South African businesses are facing unprecedented challenges due to the relentless power outages sweeping the nation. With the economy slowing down, consumers have less money to spend, resulting in decreased sales for companies.
The financial statements and trading updates of JSE-listed companies reveal the massive amounts spent on diesel and the countless hours lost due to load shedding. Nedbank reported that the economy had only two days without load shedding in the fourth quarter, while Absa predicted that the economy would grow by less than 1% this year.
Eskom, South Africa’s electricity public utility, has implemented load shedding up to stage 6 to protect the national grid from a total blackout. The South African Reserve Bank estimated that the country’s electricity crisis costs the economy up to R899 million daily.
Companies across various sectors are feeling the financial strain. Mobile operator MTN revised its targeted core profit margin guidance for South Africa due to higher-than-expected power costs and network security expenses.

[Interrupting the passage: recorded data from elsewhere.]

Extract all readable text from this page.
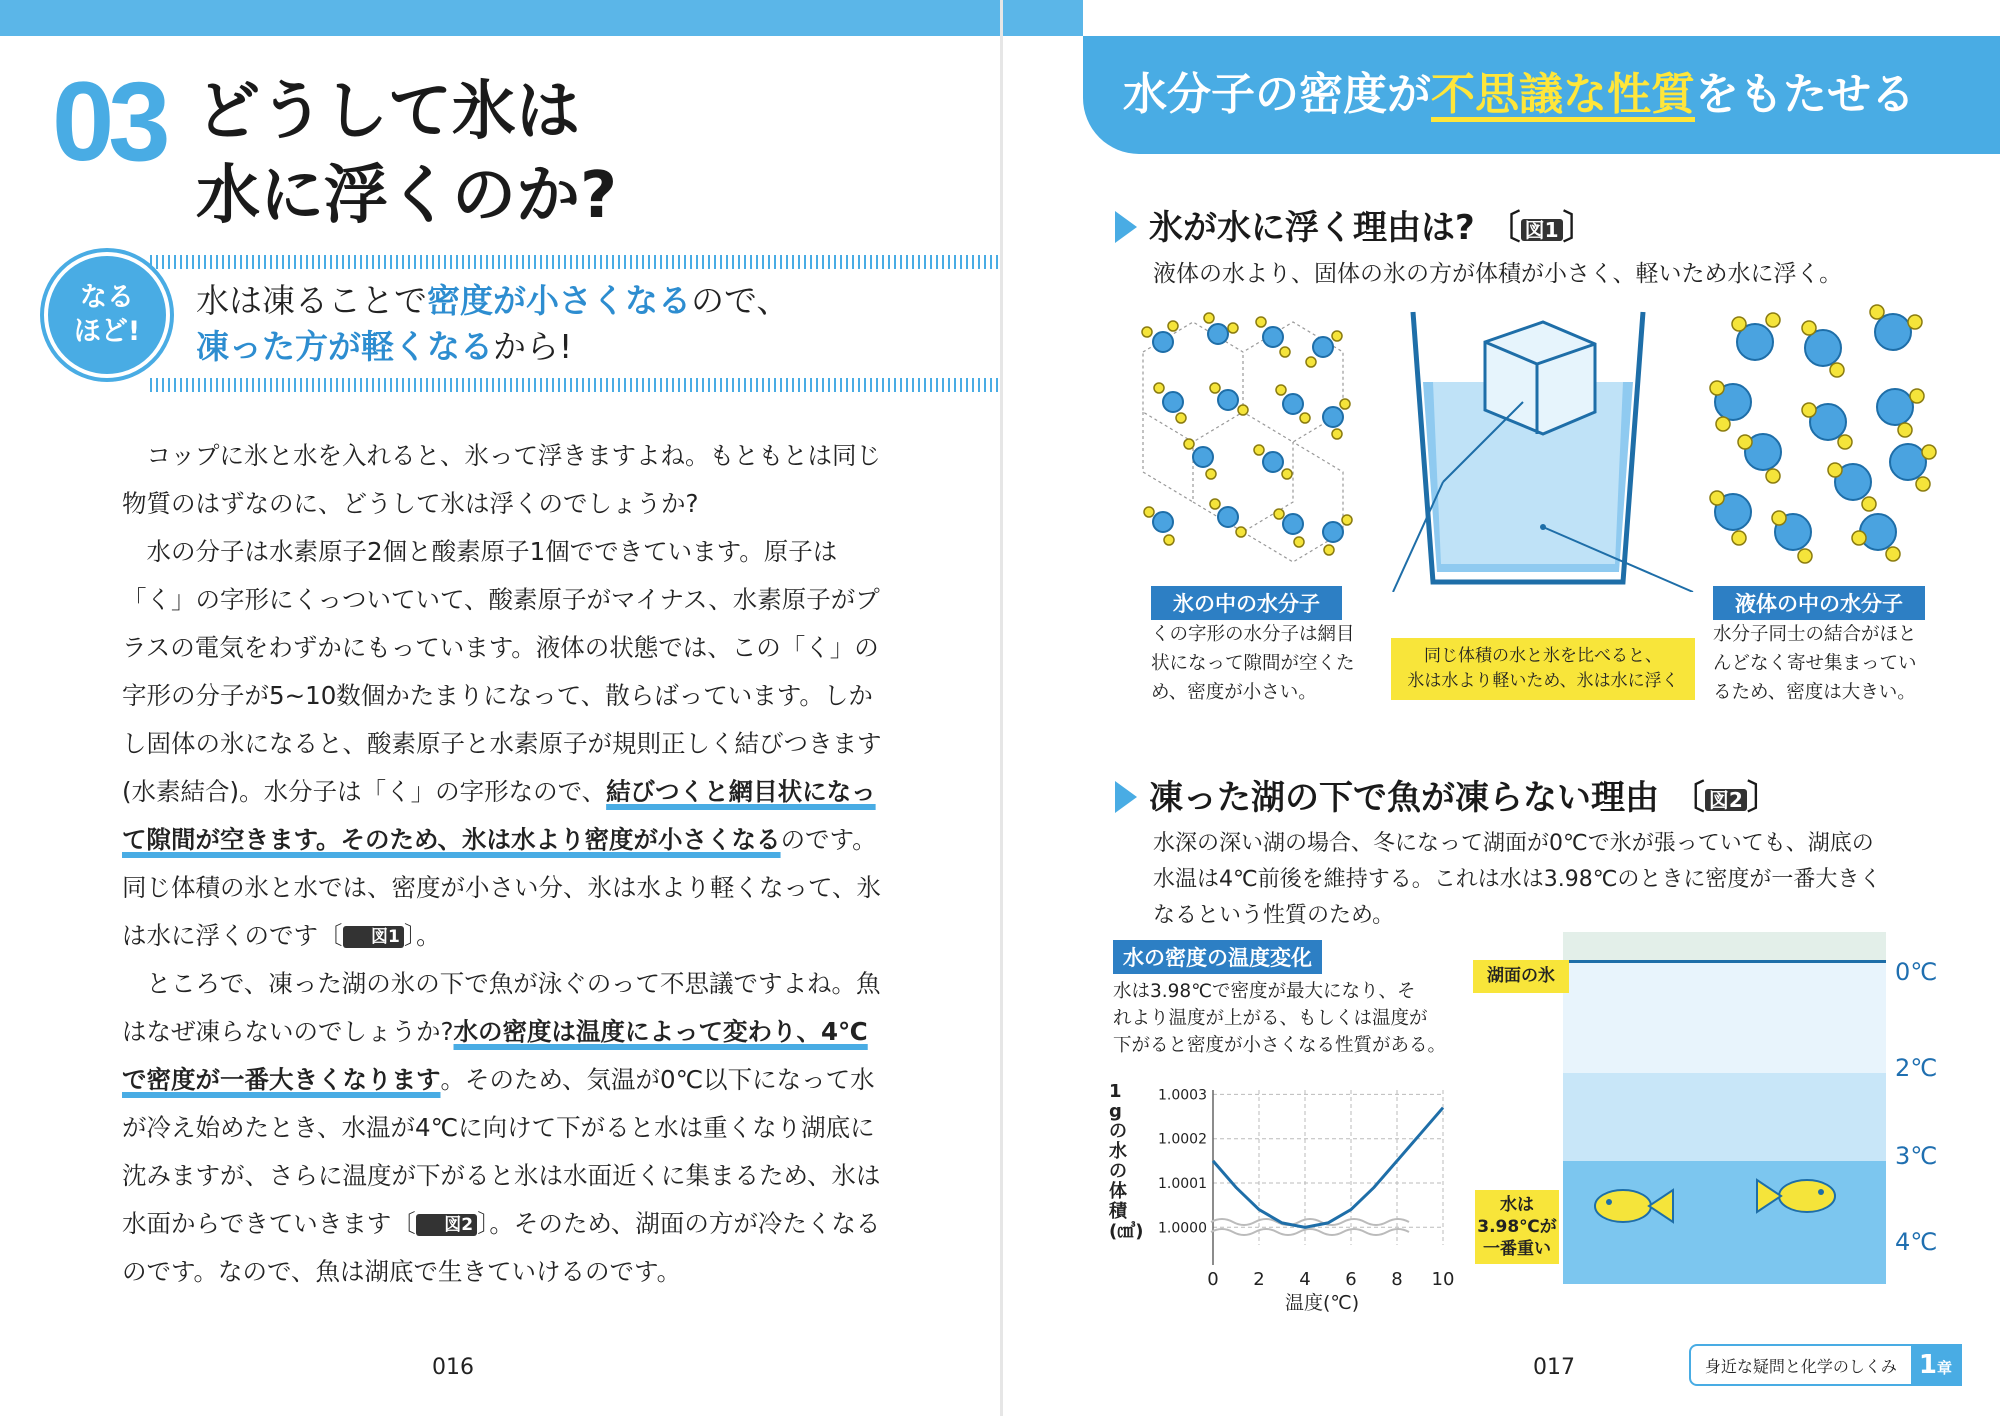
03 どうして氷は
水に浮くのか?
なる
ほど!
水は凍ることで密度が小さくなるので、
凍った方が軽くなるから!

コップに氷と水を入れると、氷って浮きますよね。もともとは同じ物質のはずなのに、どうして氷は浮くのでしょうか?

水の分子は水素原子2個と酸素原子1個でできています。原子は「く」の字形にくっついていて、酸素原子がマイナス、水素原子がプラスの電気をわずかにもっています。液体の状態では、この「く」の字形の分子が5~10数個かたまりになって、散らばっています。しかし固体の氷になると、酸素原子と水素原子が規則正しく結びつきます(水素結合)。水分子は「く」の字形なので、結びつくと網目状になって隙間が空きます。そのため、氷は水より密度が小さくなるのです。同じ体積の氷と水では、密度が小さい分、氷は水より軽くなって、氷は水に浮くのです〔 図1 〕。

ところで、凍った湖の氷の下で魚が泳ぐのって不思議ですよね。魚はなぜ凍らないのでしょうか?水の密度は温度によって変わり、4℃で密度が一番大きくなります。そのため、気温が0℃以下になって水が冷え始めたとき、水温が4℃に向けて下がると水は重くなり湖底に沈みますが、さらに温度が下がると氷は水面近くに集まるため、氷は水面からできていきます〔 図2 〕。そのため、湖面の方が冷たくなるのです。なので、魚は湖底で生きていけるのです。

016
水分子の密度が不思議な性質をもたせる
氷が水に浮く理由は? 〔 図1 〕
液体の水より、固体の氷の方が体積が小さく、軽いため水に浮く。
氷の中の水分子
くの字形の水分子は網目
状になって隙間が空くた
め、密度が小さい。
同じ体積の水と氷を比べると、
氷は水より軽いため、氷は水に浮く
液体の中の水分子
水分子同士の結合がほと
んどなく寄せ集まってい
るため、密度は大きい。
凍った湖の下で魚が凍らない理由 〔 図2 〕
水深の深い湖の場合、冬になって湖面が0℃で氷が張っていても、湖底の
水温は4℃前後を維持する。これは水は3.98℃のときに密度が一番大きく
なるという性質のため。
水の密度の温度変化
水は3.98℃で密度が最大になり、そ
れより温度が上がる、もしくは温度が
下がると密度が小さくなる性質がある。
1gの水の体積(㎤)
1.0003
1.0002
1.0001
1.0000
0 2 4 6 8 10
温度(℃)
湖面の氷
水は
3.98℃が
一番重い
0℃
2℃
3℃
4℃
017	身近な疑問と化学のしくみ 1章
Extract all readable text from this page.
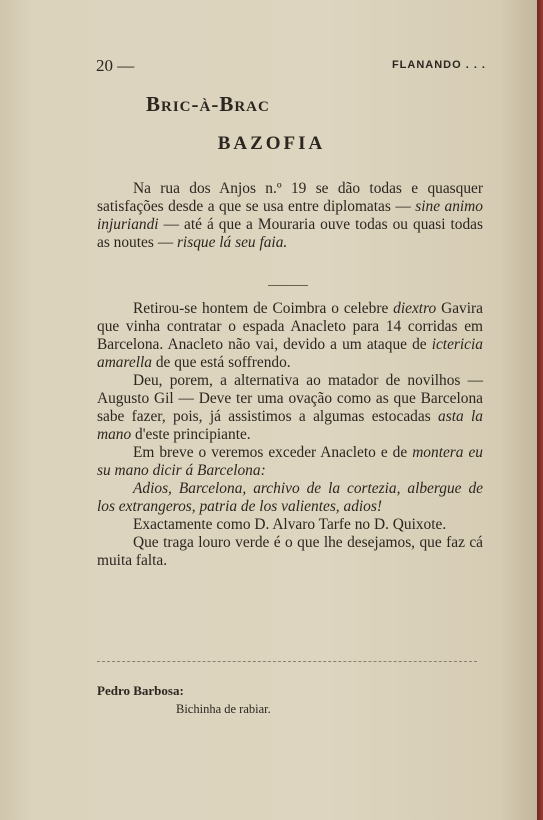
20 —	FLANANDO . . .
Bric-à-Brac
BAZOFIA

Na rua dos Anjos n.º 19 se dão todas e quasquer satisfações desde a que se usa entre diplomatas — sine animo injuriandi — até á que a Mouraria ouve todas ou quasi todas as noutes — risque lá seu faia.

Retirou-se hontem de Coimbra o celebre diextro Gavira que vinha contratar o espada Anacleto para 14 corridas em Barcelona. Anacleto não vai, devido a um ataque de ictericia amarella de que está soffrendo.

Deu, porem, a alternativa ao matador de novilhos — Augusto Gil — Deve ter uma ovação como as que Barcelona sabe fazer, pois, já assistimos a algumas estocadas asta la mano d'este principiante.

Em breve o veremos exceder Anacleto e de montera eu su mano dicir á Barcelona:

Adios, Barcelona, archivo de la cortezia, albergue de los extrangeros, patria de los valientes, adios!

Exactamente como D. Alvaro Tarfe no D. Quixote.

Que traga louro verde é o que lhe desejamos, que faz cá muita falta.

Pedro Barbosa:
Bichinha de rabiar.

Meanwhile, retailer The Foschini Group (TFG) estimated that load shedding reduced its retail turnover by about R1 billion over the 2023 financial period.
Pick n Pay, Shoprite, and Woolworths also reported significant costs associated with load shedding, while private hospital group Netcare faced increased diesel costs. In January, poultry company Astral Foods warned that South Africa’s food safety was compromised due to high feed input costs and devastating levels of load shedding.
The ongoing power crisis in South Africa is severely impacting businesses across the board, forcing some to lower their growth outlooks and raising concerns about the future of the country’s economy.